Submitting a request does not guarantee access. Certain materials may require additional verification or legal / commercial review before access is granted.
Knowledge Base / Suggested Questions
For initial orientation, project knowledge resources can be used.
At onmonetary.com, the Theory of Predictable Money can be explored.
Suggested questions:
- Explain the Theory of Predictable Money in simple terms.
- What is Potentiacta?
- What is the Guaranteed Basic Needs Basket?
- What is the Guaranteed Digital Access Package?
- What is the Impact Engine?
- How does the Impact Engine measure ESG impact?
- How does programmable consumption relate to GDP?
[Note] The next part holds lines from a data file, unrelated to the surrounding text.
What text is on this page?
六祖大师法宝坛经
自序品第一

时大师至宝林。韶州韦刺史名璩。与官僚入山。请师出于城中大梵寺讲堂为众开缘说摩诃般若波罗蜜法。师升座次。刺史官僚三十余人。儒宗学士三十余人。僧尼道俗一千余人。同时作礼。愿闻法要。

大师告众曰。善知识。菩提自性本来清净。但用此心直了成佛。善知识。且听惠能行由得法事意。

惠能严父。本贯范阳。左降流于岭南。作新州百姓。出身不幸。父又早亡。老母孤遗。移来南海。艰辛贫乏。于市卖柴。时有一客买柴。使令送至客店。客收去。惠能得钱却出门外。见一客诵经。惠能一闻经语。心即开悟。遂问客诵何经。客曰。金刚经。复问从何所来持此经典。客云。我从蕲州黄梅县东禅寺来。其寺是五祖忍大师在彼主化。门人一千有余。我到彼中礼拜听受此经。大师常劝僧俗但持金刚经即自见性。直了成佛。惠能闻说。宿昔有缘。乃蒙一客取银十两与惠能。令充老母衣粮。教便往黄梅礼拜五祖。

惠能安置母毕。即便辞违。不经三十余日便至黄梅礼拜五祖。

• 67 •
- What is the pilot model?
- What services are included in the digital basket?
Final Statement
Potentiacta is not an early-stage product with undefined demand and undefined economics.
The first pilot is structured as a programmable market model where service delivery, demand formation, impact metrics, revenue logic, and margin logic are modeled from the first stage.
For investors, this creates a rare early-stage case where valuation can be discussed against programmed revenue flows, measurable impact outputs, and a defined pilot architecture rather than abstract projections.
The platform is designed to scale the flow of measurable ESG-impact metrics for clients and support future capital-market instruments based on those metrics.
Jazters AI Lab provides the technical and product architecture, platform setup, and full support layer required to turn this model into an operational platform.